The irony of much of the coverage is that it is in danger of reinforcing the very stigma that it is seeking to challenge. Rather than creating more stigma for care experienced young people, it would be good to see the media and all sectors of society working to encourage more people with the right skills and experience to come forward to become foster carers and offer the secure, stable and loving environment that looked after children need. Just last month The Fostering Network held our annual Fostering Excellence Awards in which we recognised six young care leavers who have all achieved something extraordinary. Why were voices like theirs not reflected in the coverage?
We were also interested to hear the Westminster Children’s Minister, Nadhim Zahawi, on BBC Radio 5 Live reinforcing his view that foster carers should be called foster parents because ‘that is what they are doing, they are parenting these children.’ We disagree.
Foster carers are fulfilling the parenting role that all children need – including offering the warmth, love and hugs that children thrive on – but the role of a foster carer is much more complex and professional. To be clear, being called a foster carer and showing love and compassion are not mutually exclusive.
The Minister’s continued insistence on referring to foster carers as foster parents is a continued insistence on diminishing the importance of the therapeutic nature of caring for children and young people who have been subject to abuse and neglect; a continued insistence on diminishing the importance of foster carers’ professional relationships with members of the team around the child, and a continued insistence on diminishing the importance of foster carers fulfilling their regular obligations such as supervision and training.

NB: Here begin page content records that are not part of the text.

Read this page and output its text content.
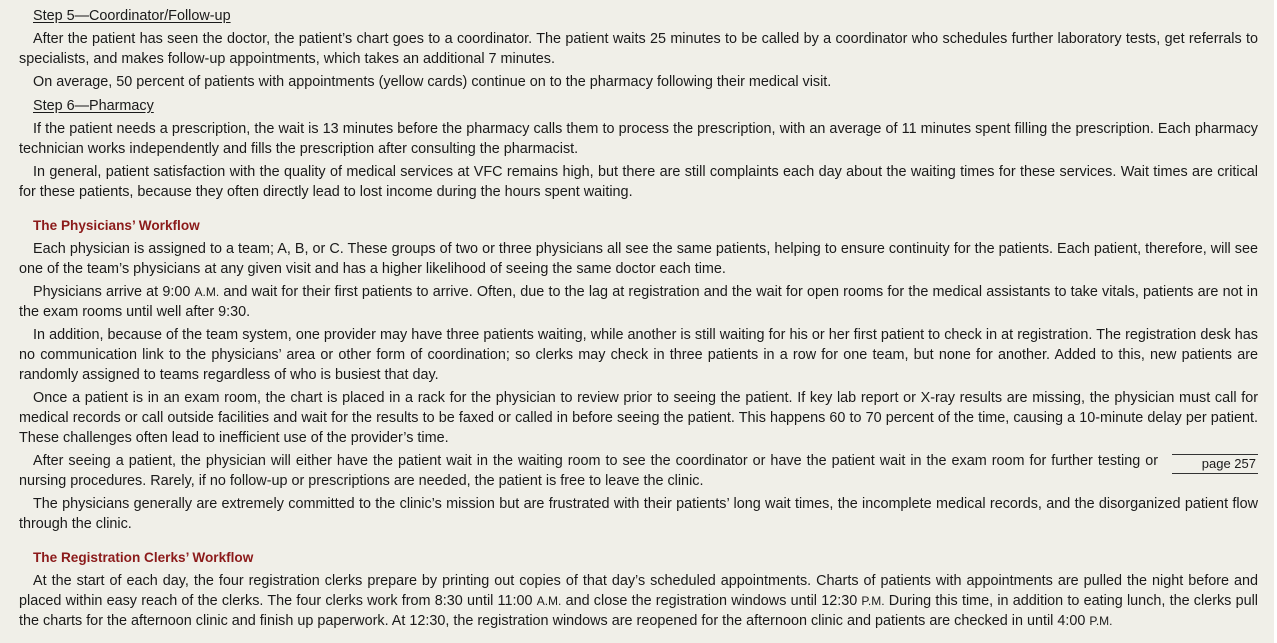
Step 5—Coordinator/Follow-up

After the patient has seen the doctor, the patient’s chart goes to a coordinator. The patient waits 25 minutes to be called by a coordinator who schedules further laboratory tests, get referrals to specialists, and makes follow-up appointments, which takes an additional 7 minutes.

On average, 50 percent of patients with appointments (yellow cards) continue on to the pharmacy following their medical visit.

Step 6—Pharmacy

If the patient needs a prescription, the wait is 13 minutes before the pharmacy calls them to process the prescription, with an average of 11 minutes spent filling the prescription. Each pharmacy technician works independently and fills the prescription after consulting the pharmacist.

In general, patient satisfaction with the quality of medical services at VFC remains high, but there are still complaints each day about the waiting times for these services. Wait times are critical for these patients, because they often directly lead to lost income during the hours spent waiting.

The Physicians’ Workflow

Each physician is assigned to a team; A, B, or C. These groups of two or three physicians all see the same patients, helping to ensure continuity for the patients. Each patient, therefore, will see one of the team’s physicians at any given visit and has a higher likelihood of seeing the same doctor each time.

Physicians arrive at 9:00 A.M. and wait for their first patients to arrive. Often, due to the lag at registration and the wait for open rooms for the medical assistants to take vitals, patients are not in the exam rooms until well after 9:30.

In addition, because of the team system, one provider may have three patients waiting, while another is still waiting for his or her first patient to check in at registration. The registration desk has no communication link to the physicians’ area or other form of coordination; so clerks may check in three patients in a row for one team, but none for another. Added to this, new patients are randomly assigned to teams regardless of who is busiest that day.

Once a patient is in an exam room, the chart is placed in a rack for the physician to review prior to seeing the patient. If key lab report or X-ray results are missing, the physician must call for medical records or call outside facilities and wait for the results to be faxed or called in before seeing the patient. This happens 60 to 70 percent of the time, causing a 10-minute delay per patient. These challenges often lead to inefficient use of the provider’s time.

page 257
After seeing a patient, the physician will either have the patient wait in the waiting room to see the coordinator or have the patient wait in the exam room for further testing or nursing procedures. Rarely, if no follow-up or prescriptions are needed, the patient is free to leave the clinic.

The physicians generally are extremely committed to the clinic’s mission but are frustrated with their patients’ long wait times, the incomplete medical records, and the disorganized patient flow through the clinic.

The Registration Clerks’ Workflow

At the start of each day, the four registration clerks prepare by printing out copies of that day’s scheduled appointments. Charts of patients with appointments are pulled the night before and placed within easy reach of the clerks. The four clerks work from 8:30 until 11:00 A.M. and close the registration windows until 12:30 P.M. During this time, in addition to eating lunch, the clerks pull the charts for the afternoon clinic and finish up paperwork. At 12:30, the registration windows are reopened for the afternoon clinic and patients are checked in until 4:00 P.M.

In the same Radio 5 interview, Mr Zahawi talked about looked after young people ‘falling off a cliff edge’ when they reach the age of 18. This cliff edge is why we campaigned so long and hard for the introduction of Staying Put in England and why we are now campaigning for Staying Put to be properly funded and implemented. Mr Zahawi is the very person with the responsibility to ensure care leavers avoid “falling off the cliff edge”. He is in the privileged position to put an end to successive Westminster Governments failing the fostered children of England. The number of young people benefiting from Staying Put is simply not good enough and the Government, as the corporate parent of all looked after children, must bend over backwards to improve this as a matter of urgency. We have recently published a report Staying Put: An Unfulfilled Promise which outlines what we think needs to be done and are calling on everyone to email their MP to ask them to help turn the promise of Staying Put into a reality.
As the UK’s leading fostering charity we campaign for changes that are needed within the care system and welcome any media coverage that shines a spotlight on the challenges facing foster care. However, one-sided, unremittingly negative coverage such as we have seen this week does nothing to create positive change and ignores the hard work and dedication of tens of thousands of foster families and social workers. It only serves to reinforce the stigma and stereotypes that everyone within the care system is desperately seeing to change and overlooks the daily achievements of children and young people in care.